Show that if $\lim\limits_{x\to+\infty}f(x)$ exists and if $f(x_n)\to\eta$ for some sequence $(x_n)$ with $x_n \to+\infty$, so $\lim\limits_{x\to+\infty}f(x)=\eta$.
Hence $\lim\limits_{x\to+\infty}f(x)$ exists, $f$ has to be defined on an interval $I$ which is unbound on the right side.

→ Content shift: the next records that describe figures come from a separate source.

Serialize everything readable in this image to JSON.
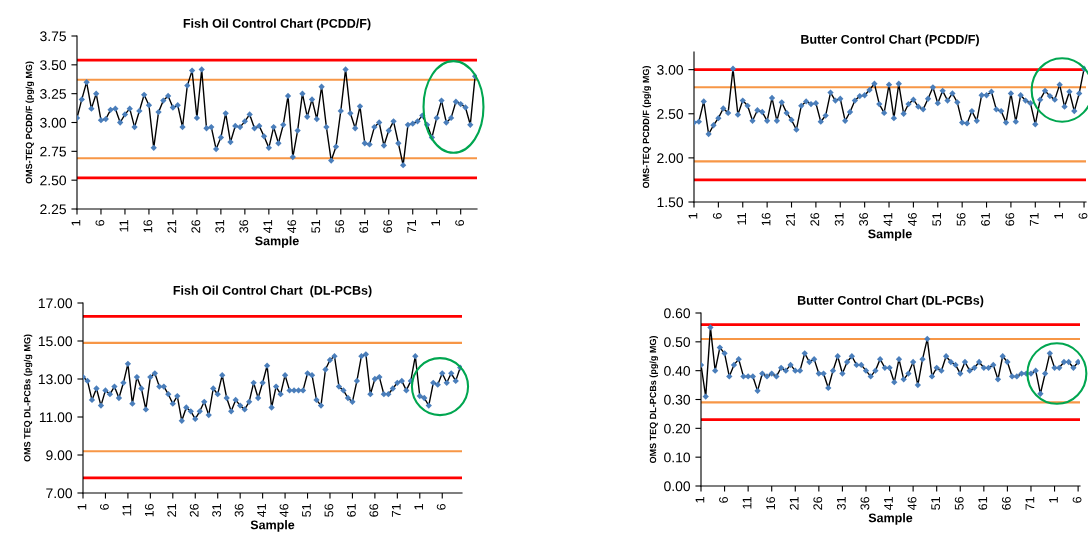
{
  "chart_data": [
    {
      "type": "line",
      "title": "Fish Oil Control Chart (PCDD/F)",
      "xlabel": "Sample",
      "ylabel": "OMS-TEQ PCDD/F (pg/g MG)",
      "marker": "diamond",
      "grid": false,
      "legend": false,
      "categories": [
        "1",
        null,
        null,
        null,
        null,
        "6",
        null,
        null,
        null,
        null,
        "11",
        null,
        null,
        null,
        null,
        "16",
        null,
        null,
        null,
        null,
        "21",
        null,
        null,
        null,
        null,
        "26",
        null,
        null,
        null,
        null,
        "31",
        null,
        null,
        null,
        null,
        "36",
        null,
        null,
        null,
        null,
        "41",
        null,
        null,
        null,
        null,
        "46",
        null,
        null,
        null,
        null,
        "51",
        null,
        null,
        null,
        null,
        "56",
        null,
        null,
        null,
        null,
        "61",
        null,
        null,
        null,
        null,
        "66",
        null,
        null,
        null,
        null,
        "71",
        null,
        null,
        null,
        null,
        "1",
        null,
        null,
        null,
        null,
        "6",
        null,
        null,
        null
      ],
      "series": [
        {
          "color": "#4a7ebb",
          "values": [
            3.04,
            3.2,
            3.35,
            3.12,
            3.25,
            3.02,
            3.03,
            3.11,
            3.12,
            3.0,
            3.07,
            3.12,
            2.96,
            3.1,
            3.24,
            3.15,
            2.78,
            3.09,
            3.19,
            3.23,
            3.13,
            3.15,
            2.96,
            3.32,
            3.45,
            3.04,
            3.46,
            2.95,
            2.96,
            2.77,
            2.87,
            3.08,
            2.83,
            2.97,
            2.96,
            3.01,
            3.07,
            2.95,
            2.97,
            2.88,
            2.78,
            2.96,
            2.82,
            2.98,
            3.23,
            2.7,
            2.93,
            3.25,
            3.05,
            3.2,
            3.03,
            3.31,
            2.96,
            2.67,
            2.79,
            3.1,
            3.46,
            3.08,
            2.95,
            3.14,
            2.82,
            2.81,
            2.96,
            3.0,
            2.8,
            2.93,
            3.01,
            2.82,
            2.63,
            2.98,
            2.99,
            3.01,
            3.06,
            2.98,
            2.87,
            3.04,
            3.19,
            3.0,
            3.04,
            3.18,
            3.16,
            3.13,
            2.98,
            3.4
          ]
        }
      ],
      "ylim": [
        2.25,
        3.75
      ],
      "yticks": [
        {
          "value": 2.25,
          "label": "2.25"
        },
        {
          "value": 2.5,
          "label": "2.50"
        },
        {
          "value": 2.75,
          "label": "2.75"
        },
        {
          "value": 3.0,
          "label": "3.00"
        },
        {
          "value": 3.25,
          "label": "3.25"
        },
        {
          "value": 3.5,
          "label": "3.50"
        },
        {
          "value": 3.75,
          "label": "3.75"
        }
      ],
      "ref_lines": [
        {
          "axis": "y",
          "value": 3.54,
          "color": "#ff0000"
        },
        {
          "axis": "y",
          "value": 3.37,
          "color": "#f79646"
        },
        {
          "axis": "y",
          "value": 2.69,
          "color": "#f79646"
        },
        {
          "axis": "y",
          "value": 2.52,
          "color": "#ff0000"
        }
      ]
    },
    {
      "type": "line",
      "title": "Butter Control Chart (PCDD/F)",
      "xlabel": "Sample",
      "ylabel": "OMS-TEQ PCDD/F (pg/g MG)",
      "marker": "diamond",
      "grid": false,
      "legend": false,
      "categories": [
        "1",
        null,
        null,
        null,
        null,
        "6",
        null,
        null,
        null,
        null,
        "11",
        null,
        null,
        null,
        null,
        "16",
        null,
        null,
        null,
        null,
        "21",
        null,
        null,
        null,
        null,
        "26",
        null,
        null,
        null,
        null,
        "31",
        null,
        null,
        null,
        null,
        "36",
        null,
        null,
        null,
        null,
        "41",
        null,
        null,
        null,
        null,
        "46",
        null,
        null,
        null,
        null,
        "51",
        null,
        null,
        null,
        null,
        "56",
        null,
        null,
        null,
        null,
        "61",
        null,
        null,
        null,
        null,
        "66",
        null,
        null,
        null,
        null,
        "71",
        null,
        null,
        null,
        null,
        "1",
        null,
        null,
        null,
        null,
        "6"
      ],
      "series": [
        {
          "color": "#4a7ebb",
          "values": [
            2.4,
            2.41,
            2.64,
            2.27,
            2.37,
            2.45,
            2.56,
            2.51,
            3.01,
            2.49,
            2.65,
            2.59,
            2.42,
            2.54,
            2.52,
            2.42,
            2.68,
            2.42,
            2.63,
            2.51,
            2.43,
            2.32,
            2.59,
            2.64,
            2.61,
            2.62,
            2.41,
            2.48,
            2.74,
            2.65,
            2.67,
            2.42,
            2.52,
            2.65,
            2.7,
            2.71,
            2.77,
            2.84,
            2.61,
            2.51,
            2.83,
            2.45,
            2.84,
            2.5,
            2.61,
            2.66,
            2.58,
            2.55,
            2.67,
            2.8,
            2.62,
            2.76,
            2.65,
            2.73,
            2.63,
            2.4,
            2.39,
            2.53,
            2.42,
            2.71,
            2.71,
            2.75,
            2.55,
            2.53,
            2.4,
            2.73,
            2.41,
            2.71,
            2.65,
            2.62,
            2.38,
            2.66,
            2.76,
            2.7,
            2.66,
            2.83,
            2.58,
            2.75,
            2.53,
            2.73,
            3.01
          ]
        }
      ],
      "ylim": [
        1.5,
        3.2
      ],
      "yticks": [
        {
          "value": 1.5,
          "label": "1.50"
        },
        {
          "value": 2.0,
          "label": "2.00"
        },
        {
          "value": 2.5,
          "label": "2.50"
        },
        {
          "value": 3.0,
          "label": "3.00"
        }
      ],
      "ref_lines": [
        {
          "axis": "y",
          "value": 3.0,
          "color": "#ff0000"
        },
        {
          "axis": "y",
          "value": 2.8,
          "color": "#f79646"
        },
        {
          "axis": "y",
          "value": 1.96,
          "color": "#f79646"
        },
        {
          "axis": "y",
          "value": 1.75,
          "color": "#ff0000"
        }
      ]
    },
    {
      "type": "line",
      "title": "Fish Oil Control Chart  (DL-PCBs)",
      "xlabel": "Sample",
      "ylabel": "OMS TEQ DL-PCBs (pg/g MG)",
      "marker": "diamond",
      "grid": false,
      "legend": false,
      "categories": [
        "1",
        null,
        null,
        null,
        null,
        "6",
        null,
        null,
        null,
        null,
        "11",
        null,
        null,
        null,
        null,
        "16",
        null,
        null,
        null,
        null,
        "21",
        null,
        null,
        null,
        null,
        "26",
        null,
        null,
        null,
        null,
        "31",
        null,
        null,
        null,
        null,
        "36",
        null,
        null,
        null,
        null,
        "41",
        null,
        null,
        null,
        null,
        "46",
        null,
        null,
        null,
        null,
        "51",
        null,
        null,
        null,
        null,
        "56",
        null,
        null,
        null,
        null,
        "61",
        null,
        null,
        null,
        null,
        "66",
        null,
        null,
        null,
        null,
        "71",
        null,
        null,
        null,
        null,
        "1",
        null,
        null,
        null,
        null,
        "6",
        null,
        null,
        null,
        null
      ],
      "series": [
        {
          "color": "#4a7ebb",
          "values": [
            13.1,
            12.9,
            11.9,
            12.5,
            11.6,
            12.4,
            12.2,
            12.6,
            12.0,
            12.8,
            13.8,
            11.7,
            13.1,
            12.5,
            11.4,
            13.1,
            13.3,
            12.6,
            12.6,
            12.2,
            11.7,
            12.1,
            10.8,
            11.5,
            11.3,
            10.9,
            11.3,
            11.8,
            11.1,
            12.5,
            12.2,
            13.2,
            12.0,
            11.3,
            11.9,
            11.6,
            11.4,
            11.8,
            12.8,
            12.0,
            12.8,
            13.7,
            11.5,
            12.6,
            12.2,
            13.2,
            12.4,
            12.4,
            12.4,
            12.4,
            13.3,
            13.2,
            11.9,
            11.6,
            13.5,
            14.0,
            14.2,
            12.6,
            12.4,
            12.0,
            11.8,
            12.9,
            14.2,
            14.3,
            12.2,
            13.0,
            13.1,
            12.2,
            12.2,
            12.5,
            12.8,
            12.9,
            12.4,
            12.9,
            14.2,
            12.1,
            12.0,
            11.6,
            12.8,
            12.7,
            13.3,
            12.8,
            13.3,
            12.9,
            13.6
          ]
        }
      ],
      "ylim": [
        7.0,
        17.0
      ],
      "yticks": [
        {
          "value": 7,
          "label": "7.00"
        },
        {
          "value": 9,
          "label": "9.00"
        },
        {
          "value": 11,
          "label": "11.00"
        },
        {
          "value": 13,
          "label": "13.00"
        },
        {
          "value": 15,
          "label": "15.00"
        },
        {
          "value": 17,
          "label": "17.00"
        }
      ],
      "ref_lines": [
        {
          "axis": "y",
          "value": 16.3,
          "color": "#ff0000"
        },
        {
          "axis": "y",
          "value": 14.9,
          "color": "#f79646"
        },
        {
          "axis": "y",
          "value": 9.2,
          "color": "#f79646"
        },
        {
          "axis": "y",
          "value": 7.8,
          "color": "#ff0000"
        }
      ]
    },
    {
      "type": "line",
      "title": "Butter Control Chart (DL-PCBs)",
      "xlabel": "Sample",
      "ylabel": "OMS TEQ DL-PCBs (pg/g MG)",
      "marker": "diamond",
      "grid": false,
      "legend": false,
      "categories": [
        "1",
        null,
        null,
        null,
        null,
        "6",
        null,
        null,
        null,
        null,
        "11",
        null,
        null,
        null,
        null,
        "16",
        null,
        null,
        null,
        null,
        "21",
        null,
        null,
        null,
        null,
        "26",
        null,
        null,
        null,
        null,
        "31",
        null,
        null,
        null,
        null,
        "36",
        null,
        null,
        null,
        null,
        "41",
        null,
        null,
        null,
        null,
        "46",
        null,
        null,
        null,
        null,
        "51",
        null,
        null,
        null,
        null,
        "56",
        null,
        null,
        null,
        null,
        "61",
        null,
        null,
        null,
        null,
        "66",
        null,
        null,
        null,
        null,
        "71",
        null,
        null,
        null,
        null,
        "1",
        null,
        null,
        null,
        null,
        "6"
      ],
      "series": [
        {
          "color": "#4a7ebb",
          "values": [
            0.42,
            0.31,
            0.55,
            0.4,
            0.48,
            0.46,
            0.38,
            0.42,
            0.44,
            0.38,
            0.38,
            0.38,
            0.33,
            0.39,
            0.38,
            0.39,
            0.38,
            0.41,
            0.4,
            0.42,
            0.4,
            0.4,
            0.46,
            0.43,
            0.44,
            0.39,
            0.39,
            0.34,
            0.4,
            0.45,
            0.39,
            0.43,
            0.45,
            0.42,
            0.42,
            0.4,
            0.38,
            0.4,
            0.44,
            0.41,
            0.41,
            0.36,
            0.44,
            0.37,
            0.39,
            0.43,
            0.35,
            0.44,
            0.51,
            0.38,
            0.41,
            0.4,
            0.45,
            0.43,
            0.42,
            0.39,
            0.43,
            0.4,
            0.41,
            0.43,
            0.41,
            0.41,
            0.42,
            0.37,
            0.45,
            0.43,
            0.38,
            0.38,
            0.39,
            0.39,
            0.39,
            0.4,
            0.32,
            0.39,
            0.46,
            0.41,
            0.41,
            0.43,
            0.43,
            0.41,
            0.43
          ]
        }
      ],
      "ylim": [
        0.0,
        0.6
      ],
      "yticks": [
        {
          "value": 0.0,
          "label": "0.00"
        },
        {
          "value": 0.1,
          "label": "0.10"
        },
        {
          "value": 0.2,
          "label": "0.20"
        },
        {
          "value": 0.3,
          "label": "0.30"
        },
        {
          "value": 0.4,
          "label": "0.40"
        },
        {
          "value": 0.5,
          "label": "0.50"
        },
        {
          "value": 0.6,
          "label": "0.60"
        }
      ],
      "ref_lines": [
        {
          "axis": "y",
          "value": 0.56,
          "color": "#ff0000"
        },
        {
          "axis": "y",
          "value": 0.51,
          "color": "#f79646"
        },
        {
          "axis": "y",
          "value": 0.29,
          "color": "#f79646"
        },
        {
          "axis": "y",
          "value": 0.23,
          "color": "#ff0000"
        }
      ]
    }
  ]
}
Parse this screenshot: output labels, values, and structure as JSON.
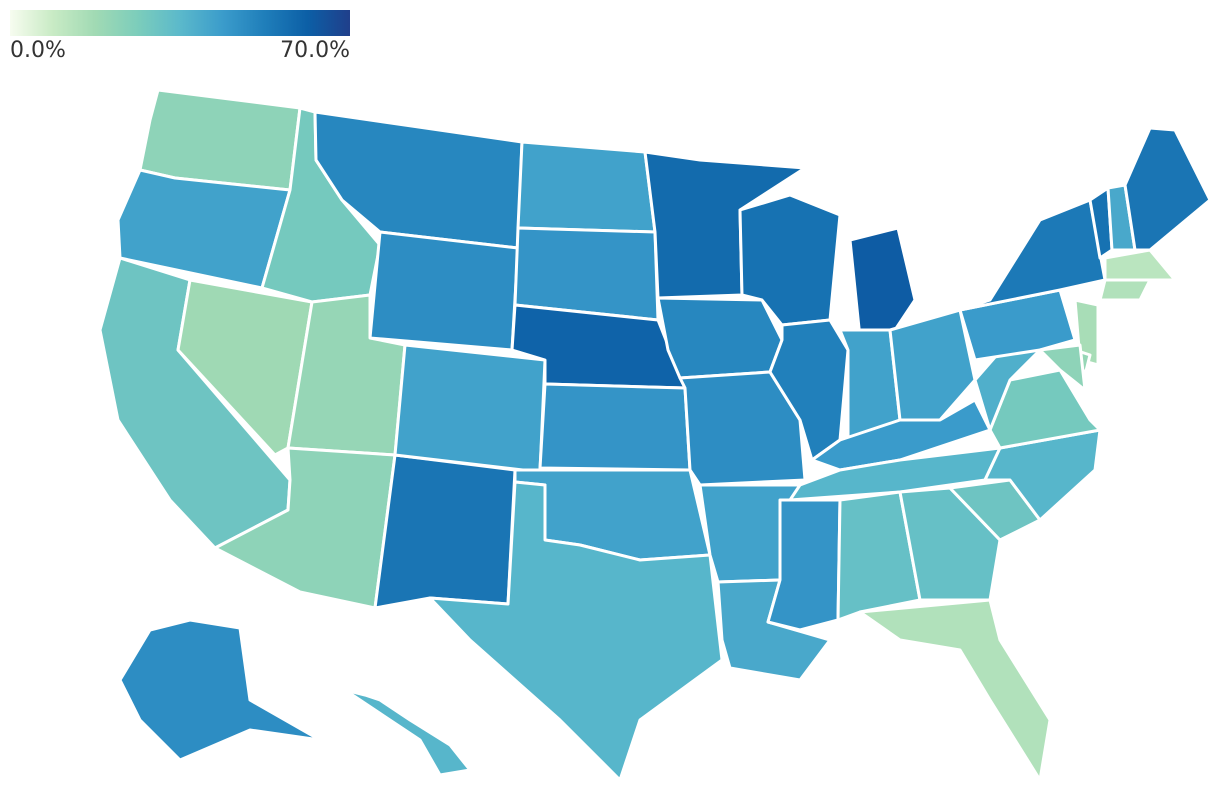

The existence of $\lim\limits_{x\to+\infty}f(x)$ also implies it approaches a real number, we call $\xi$. So $$\lim\limits_{x\to+\infty}f(x)=\xi.$$
The existence of the limit at $\xi$ is equivalent to
$$\forall \epsilon>0 \,\,\, \exists \vartheta \in I \,\,\,\forall x> \vartheta: |f(x)-\xi|< \epsilon. $$
Since $x_n \to+ \infty$ we know that $\forall\vartheta\,\,\,\exists N \in \mathbb{N} \forall m> N:x_m> \vartheta$
This means nothing else than:
$$\forall \epsilon>0 \,\,\, \exists \vartheta \in I \,\,\,\exists N \in \mathbb{N} \,\,\,\forall m>N: |f(x_m)-\xi|< \epsilon,$$
which means $f(x_m)\to\xi$. But since $(f(x_m))$ is a subsequence of $(f(x_n))$ for which $f(x_n) \to\eta$ and the limit of a converging sequence is explicit, $\xi=\eta$, which means:
$$\forall \epsilon>0 \,\,\, \exists \vartheta \in I \,\,\,\forall x> \vartheta: |f(x)-\eta|< \epsilon,$$ which says $$\lim\limits_{x\to+\infty}f(x)=\eta.$$
It would be great if someone could look over it and say if my reasoning is correct, and if not, what I could improve.